One recurring thread of the book is that for a long time air was not considered at all as a cause or contributing factor. Much of what later came together into a severe pattern of complaints had already been there before: tiredness, irritability, concentration problems, pressure in the head, sleep problems, and the feeling of mental slowing. These very symptoms are also described in the book in connection with elevated CO2 levels in poorly ventilated indoor spaces. It says that the complaints often develop gradually and are therefore not immediately linked to indoor air. Instead, affected people tend to look for the causes within themselves, for example in psychological strain, individual performance, or personal weakness.

The Most Oppressive Question

This development becomes especially shocking where depression and exhaustion turn into suicidal thoughts. The book describes how life reached a point where it no longer seemed livable. What matters here is this: the book does not set up a simple equation. It does not claim that indoor air generally causes depression or suicidality. But with great force, it shows that mental crises must not automatically be explained only by inner conflicts, trauma, or character traits when life is simultaneously unfolding in chronically polluted indoor spaces.

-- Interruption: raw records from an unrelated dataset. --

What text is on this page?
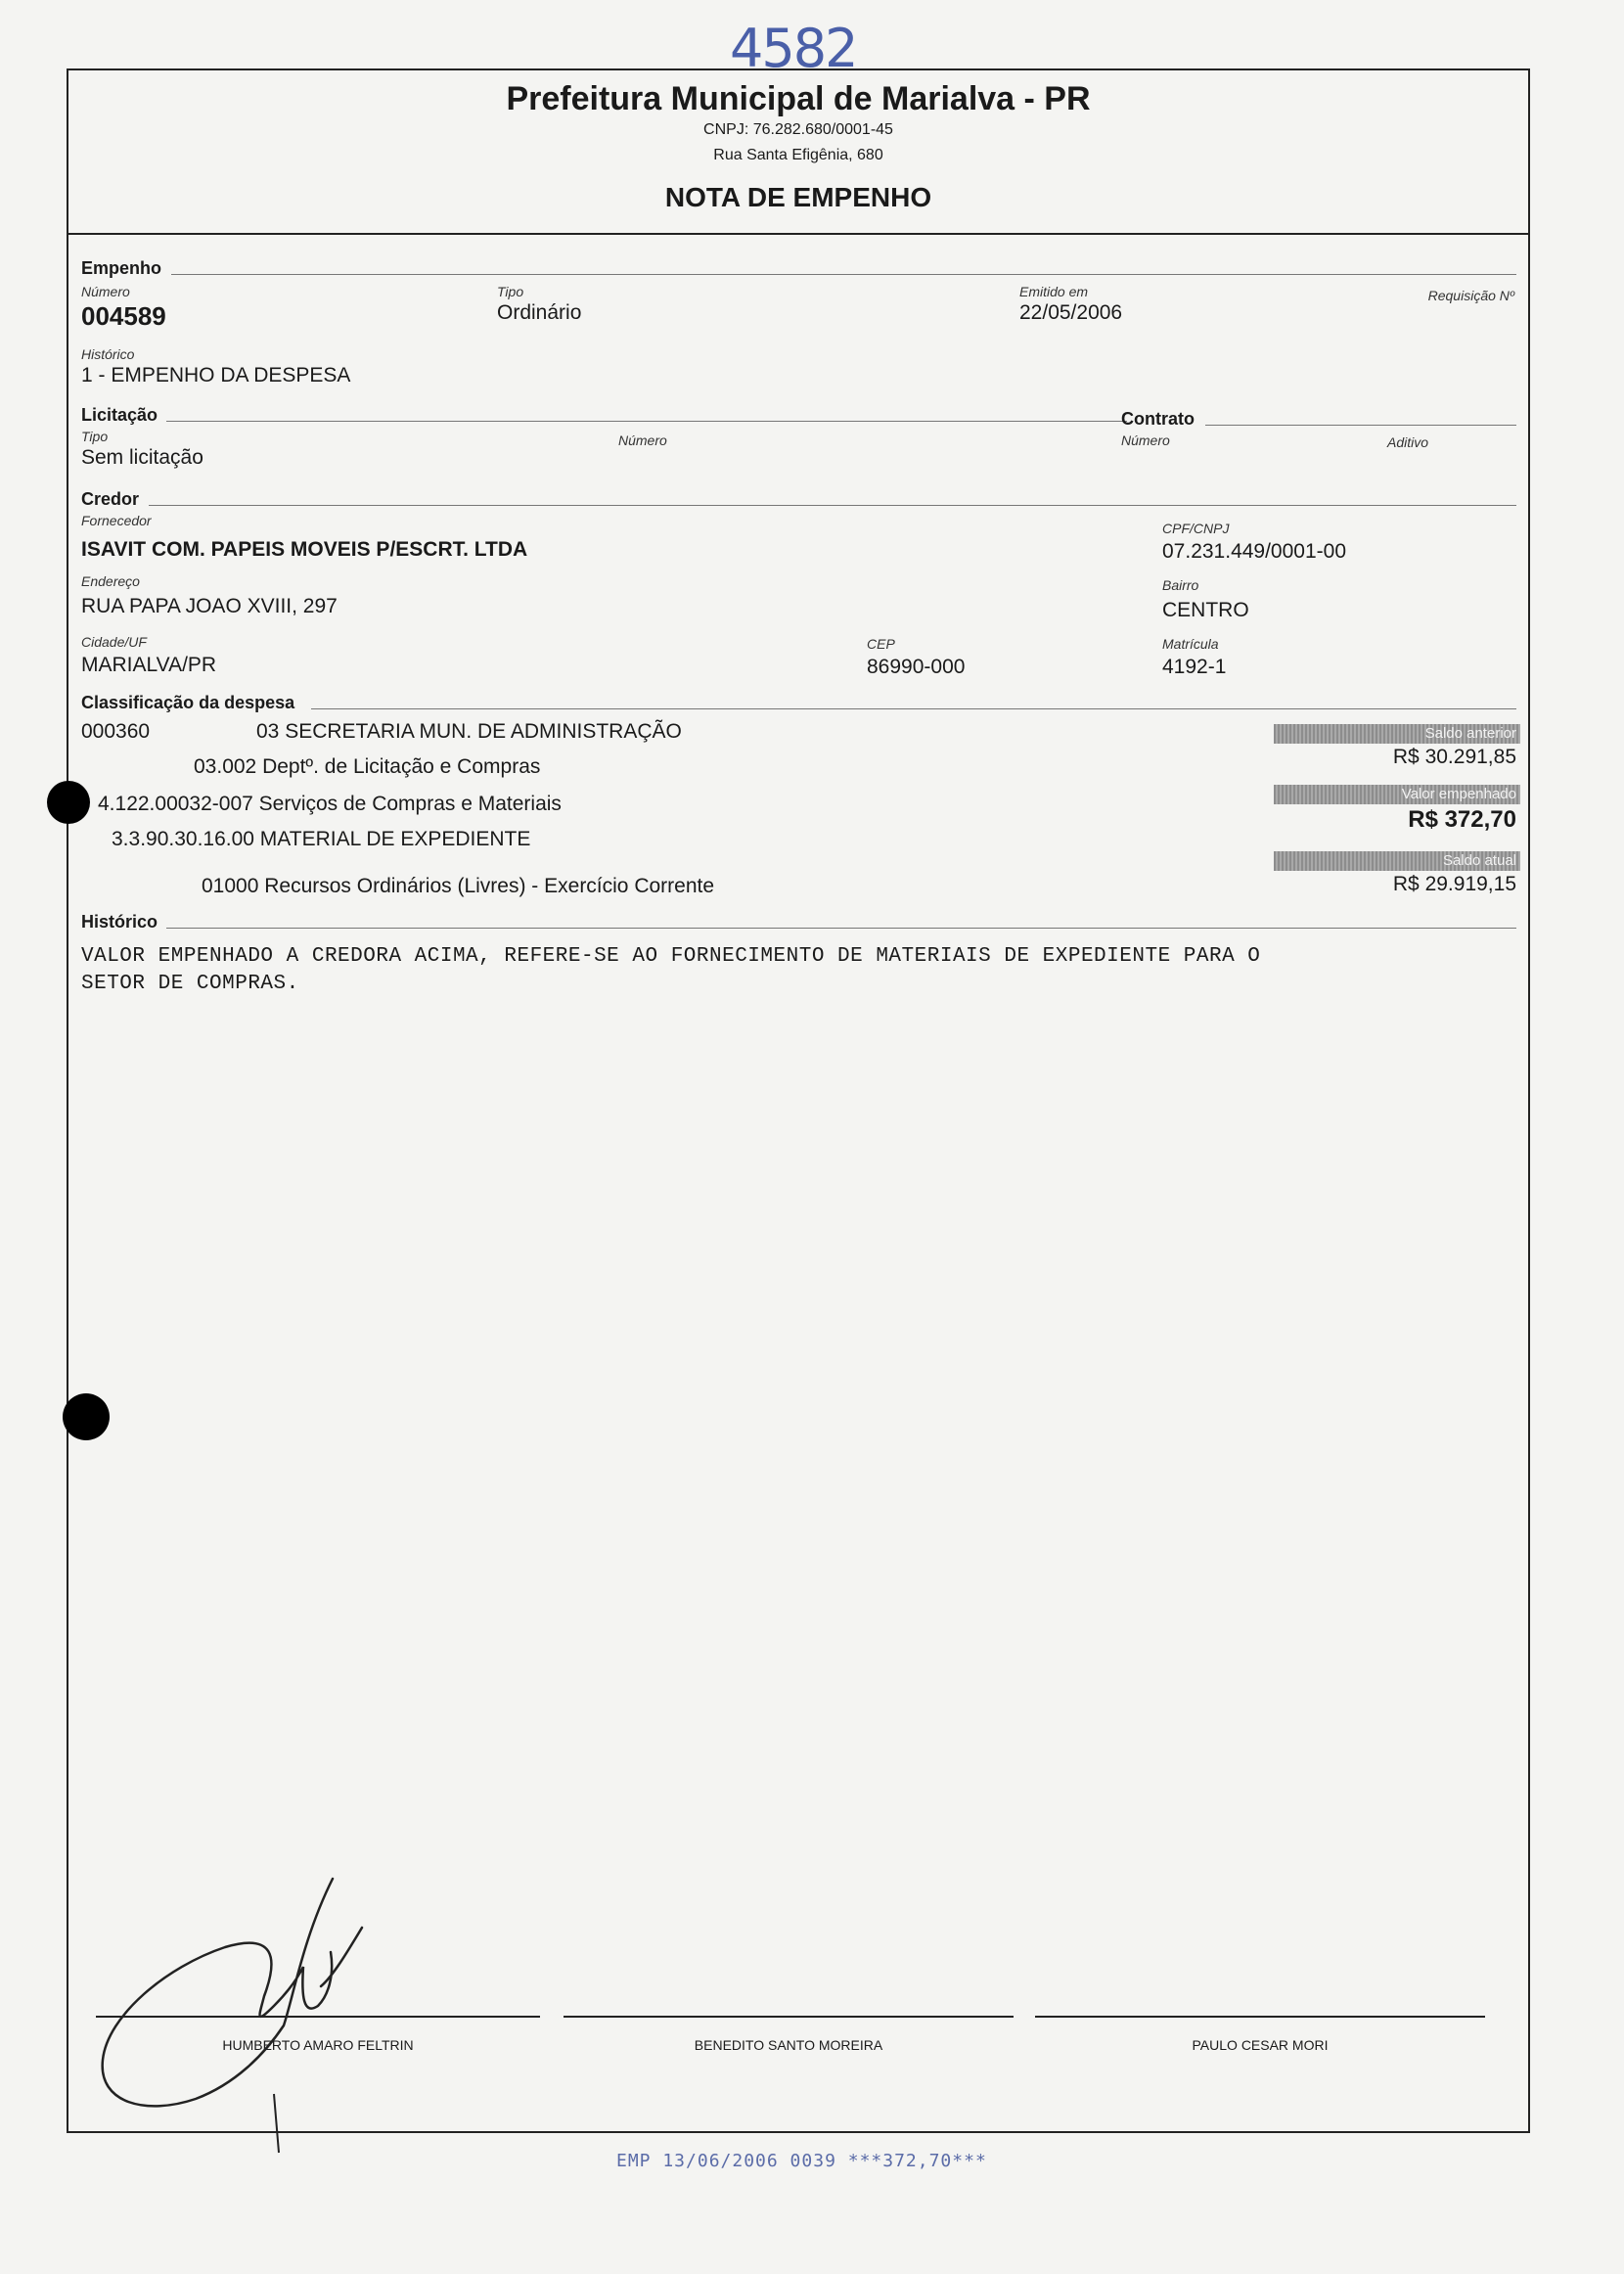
4582
Prefeitura Municipal de Marialva - PR
CNPJ: 76.282.680/0001-45
Rua Santa Efigênia, 680
NOTA DE EMPENHO
Empenho
Número
004589
Tipo
Ordinário
Emitido em
22/05/2006
Requisição Nº
Histórico
1 - EMPENHO DA DESPESA
Licitação
Tipo
Sem licitação
Número
Contrato
Número	Aditivo
Credor
Fornecedor
ISAVIT COM. PAPEIS MOVEIS P/ESCRT. LTDA
CPF/CNPJ
07.231.449/0001-00
Endereço
RUA PAPA JOAO XVIII, 297
Bairro
CENTRO
Cidade/UF
MARIALVA/PR
CEP
86990-000
Matrícula
4192-1
Classificação da despesa
000360	03 SECRETARIA MUN. DE ADMINISTRAÇÃO
03.002 Deptº. de Licitação e Compras
4.122.00032-007 Serviços de Compras e Materiais
3.3.90.30.16.00 MATERIAL DE EXPEDIENTE
01000 Recursos Ordinários (Livres) - Exercício Corrente
Saldo anterior
R$ 30.291,85
Valor empenhado
R$ 372,70
Saldo atual
R$ 29.919,15
Histórico
VALOR EMPENHADO A CREDORA ACIMA, REFERE-SE AO FORNECIMENTO DE MATERIAIS DE EXPEDIENTE PARA O
SETOR DE COMPRAS.
HUMBERTO AMARO FELTRIN	BENEDITO SANTO MOREIRA	PAULO CESAR MORI
EMP 13/06/2006 0039 ***372,70***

Precisely because the air is invisible, it is almost always overlooked in such situations.

Indoor Air as a Possible Amplifying Factor

We are not claiming that depression and exhaustion are generally caused by poor indoor air. It is not that simple. Our book does not provide a final answer to that either. But it firmly raises the question of whether polluted indoor spaces, poor ventilation, CO2, VOCs, and other air pollutants could be a relevant amplifying factor for some people.

Because if tiredness, irritability, loss of concentration, sleep disorders, hopelessness, and psychological instability plausibly increase under certain environmental conditions and noticeably change under others, then air can no longer remain mere background. Then it belongs in the picture.

Why We Are Writing About This

Dicke Luft is not an attempt to simply reinterpret depression. It is a personal search for clues. A story about exhaustion, dark thoughts, diagnoses, therapies, and the slow realization that perhaps we must not look only in the psyche, only in biography, and only in genes, but also in the air that people breathe day after day.

The book connects personal experience with scientific indications of the health relevance of indoor air. It invites readers not to reduce depression and deep exhaustion too quickly to a single explanation, but to take environmental factors more seriously than is usually the case.

Perhaps Part of the Heaviness Is in the Air

Perhaps in many cases depression and exhaustion are exactly what medicine understands them to be today: complex states with many possible causes and often no simple solution. But perhaps there are also cases in which polluted indoor spaces, chronically poor air, or certain exposures play a stronger part than previously assumed. Perhaps indoor air is not the whole explanation. But perhaps it is a missing piece of the puzzle.

And perhaps the crucial question begins not only within a person, but also in the room where that person breathes day after day.